Yoro Dia critique vivement les propos du Premier ministre Ousmane Sonko, dénonçant un comportement jugé dictatorial
L’ancien ministre Yoro Dia a formulé une analyse sévère à l’encontre des déclarations récentes du Premier ministre Ousmane Sonko, dénonçant ce qu’il considère comme un comportement autoritaire et des menaces visant les institutions démocratiques du Sénégal. Il a ainsi dénoncé ce qu’il perçoit comme une dérive inquiétante du leadership actuel, susceptible de fragiliser le fragile équilibre institutionnel du pays.
Une condamnation claire des déclarations récentes du Premier ministre
Yoro Dia, qui a exercé ses fonctions au sein du gouvernement sous la présidence de Macky Sall, a exprimé une critique acerbe à propos des discours prononcés par Ousmane Sonko. Il a notamment souligné la gravité de ses propos, déclarant : « Regardez ces déclarations, ces excès, ces menaces. Je vais effacer les gens. Tu menaces les magistrats, tu menaces les journalistes, tu réduis le pays à ta personne. » Par ces mots, il dénonce un climat de tension et de précipitation, qui selon lui, pourrait détériorer davantage la stabilité du pays.
Une opposition qualifiée de résiduelle et un comportement de dictateur
Le professionnel de la presse a également évoqué les déclarations faites par Sonko à l’Assemblée nationale.
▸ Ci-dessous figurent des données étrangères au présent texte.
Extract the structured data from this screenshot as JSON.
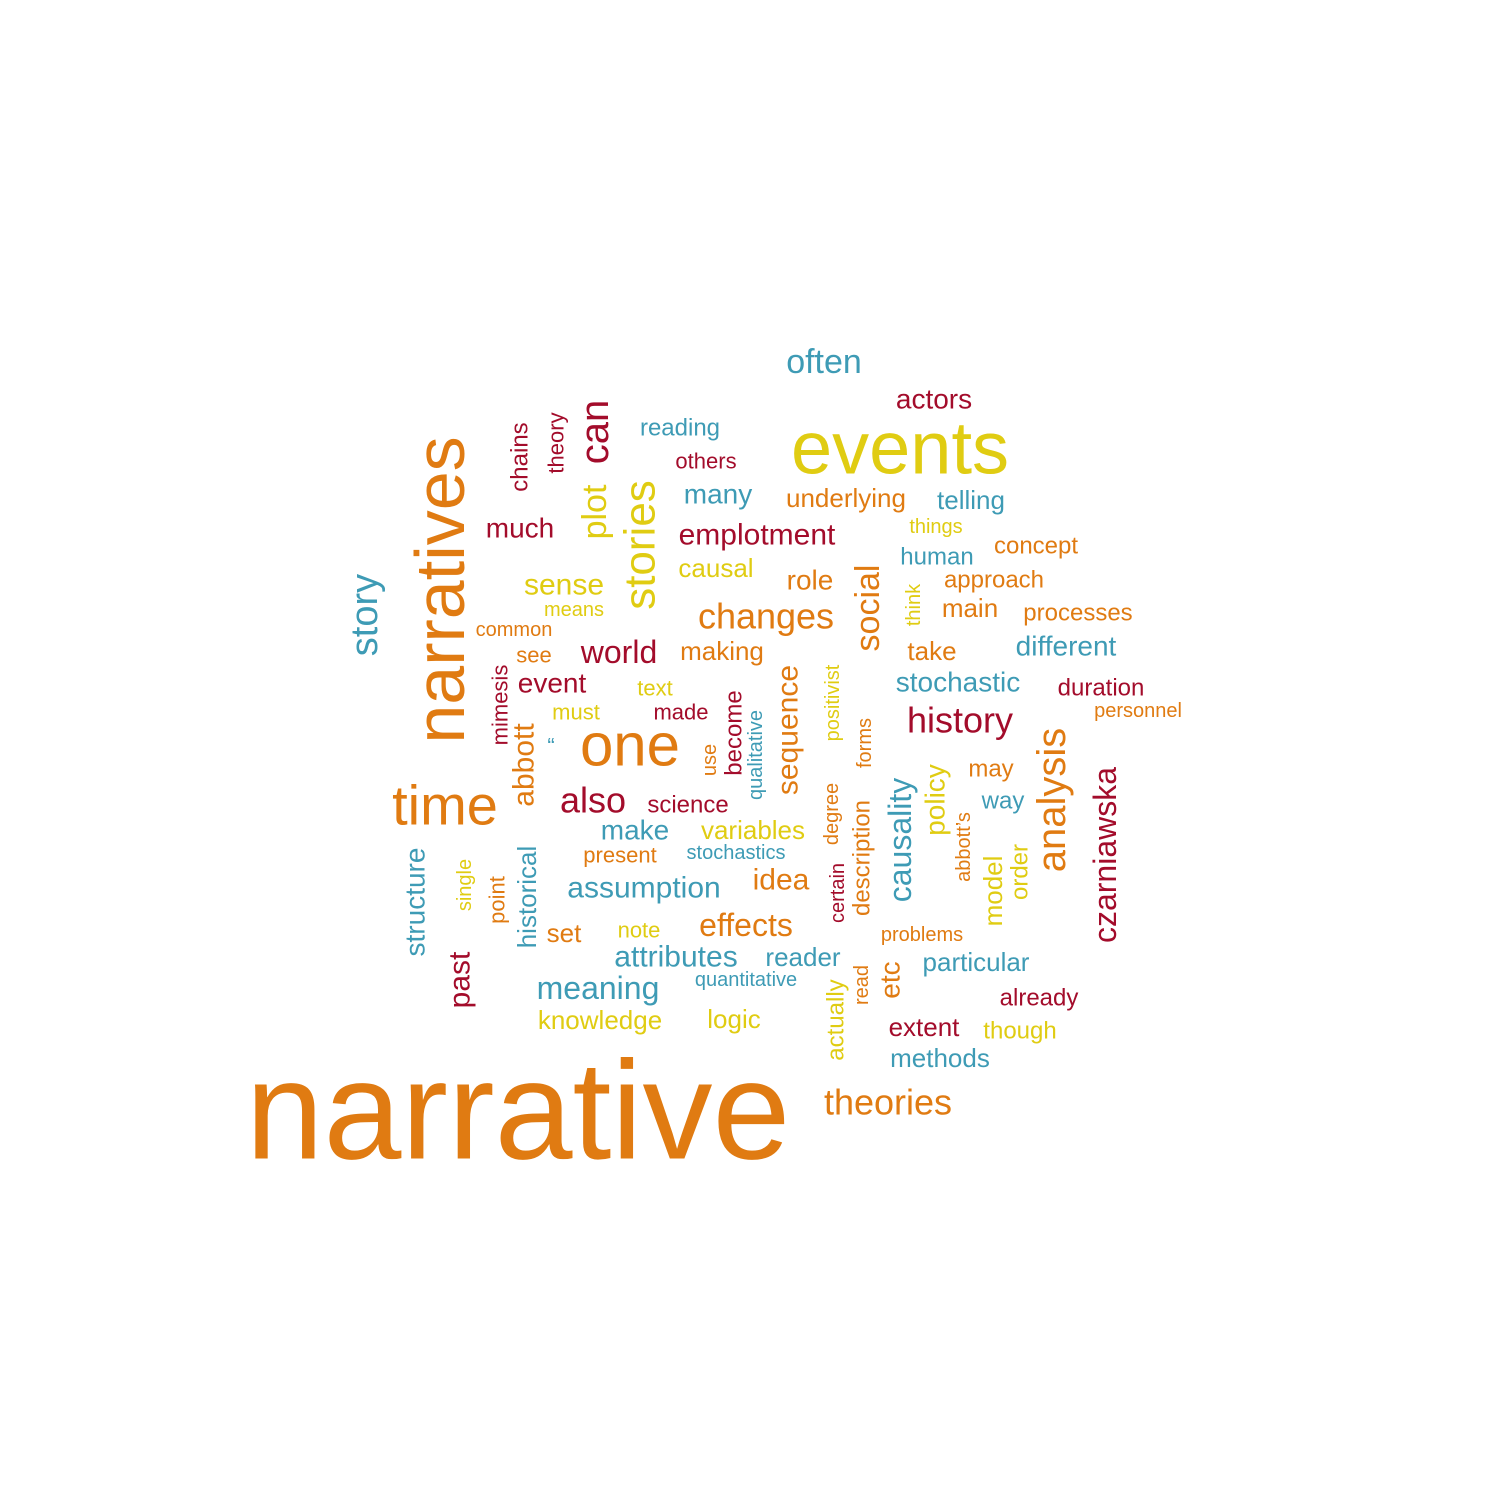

Lors de cette intervention, le chef de l’opposition avait affirmé qu’il n’y avait « pas matière à s’opposer » et avait qualifié l’opposition de « résidus ». Yoro Dia estime qu’un tel discours est révélateur d’un esprit autoritaire : « Dans un pays comme le Sénégal, la pluralité démocratique, quand le Premier ministre qualifie l’opposition de résidus, cela signifie que le gars est un dictateur. »
Les risques pour la démocratie : le combat contre la presse et la justice
Selon le professeur de sciences politiques, la trajectoire suivie par Ousmane Sonko pourrait conduire à ses deux plus grandes défaites : « le combat contre la presse et le combat contre les magistrats », avance-t-il. Il établit un parallèle avec les régimes totalitaires qui, selon lui, utilisent la violence, l’insurrection, la manipulation et la menace pour s’emparer du pouvoir, avant de s’attaquer à « la presse et le droit » une fois installés.
Une dénonciation des tentatives de musellement de la presse et de la justice
Yoro Dia dénonce avec force ce qu’il considère comme une tentative délibérée de détruire la presse depuis plus d’un an, affirmant que « le grand combat » du gouvernement est de « museler la presse et domestiquer la magistrature ». Il voit dans cette stratégie une menace directe à la démocratie, que seul un questionnement lucide de ces enjeux peut inverser.
Une contradiction dans le parcours politique de Sonko
L’ancien ministre rappelle que la carrière politique d’Ousmane Sonko doit beaucoup aux magistrats, qui l’auraient « sauvé de 2021 jusqu’à 2024 ». Selon lui, ces magistrats l’ont reconduit dans le jeu politique en lui permettant de surmonter ses difficultés judiciaires. Il insiste sur le fait que ?c’est un magistrat qui l’a remis dans la compétition, faisant référence aux différentes procédures judiciaires ayant finalement bénéficié à l’ancien opposant à Macky Sall.
Une défense de la magistrature et un appel à leur solidarité
Yoro Dia exprime un profond respect pour la magistrature sénégalaise, louant « les brillants magistrats de l’histoire du Sénégal ». Il exhorte l’Union des Magistrats du Sénégal (UMS) à « se lever et défendre les magistrats », considérant leur rôle comme indispensable dans la préservation d’un État de droit solide et indépendant.
Une analyse psychologique du comportement de Sonko
Sur un plan plus personnel, Yoro Dia qualifie les déclarations du chef de l’opposition de « problème psychologique ». Selon lui, « jusqu’à présent, Ousmane Sonko ne digère pas le fait de ne pas être président », laissant entendre que cet homme aurait besoin d’un soutien psychologique, voire d’un « bon psychanalyste » pour mieux gérer sa frustration.
Une défense de l’état de droit comme pilier fondamental de la démocratie sénégalaise
Pour conclure, Yoro Dia insiste sur l’importance capitale de l’état de droit dans la vie démocratique du Sénégal. Il rappelle que « la justice est le seul service de l’État qui porte le nom d’une vertu », et précise que « la Cour suprême a montré que nous sommes dans un état de droit ». Il souligne que cette institution a clairement signifié au Premier ministre qu’il n’est pas au-dessus des lois, rappelant ainsi le principe fondamental de la séparation des pouvoirs et subordonner le pouvoir exécutif aux règles juridiques en vigueur dans le pays.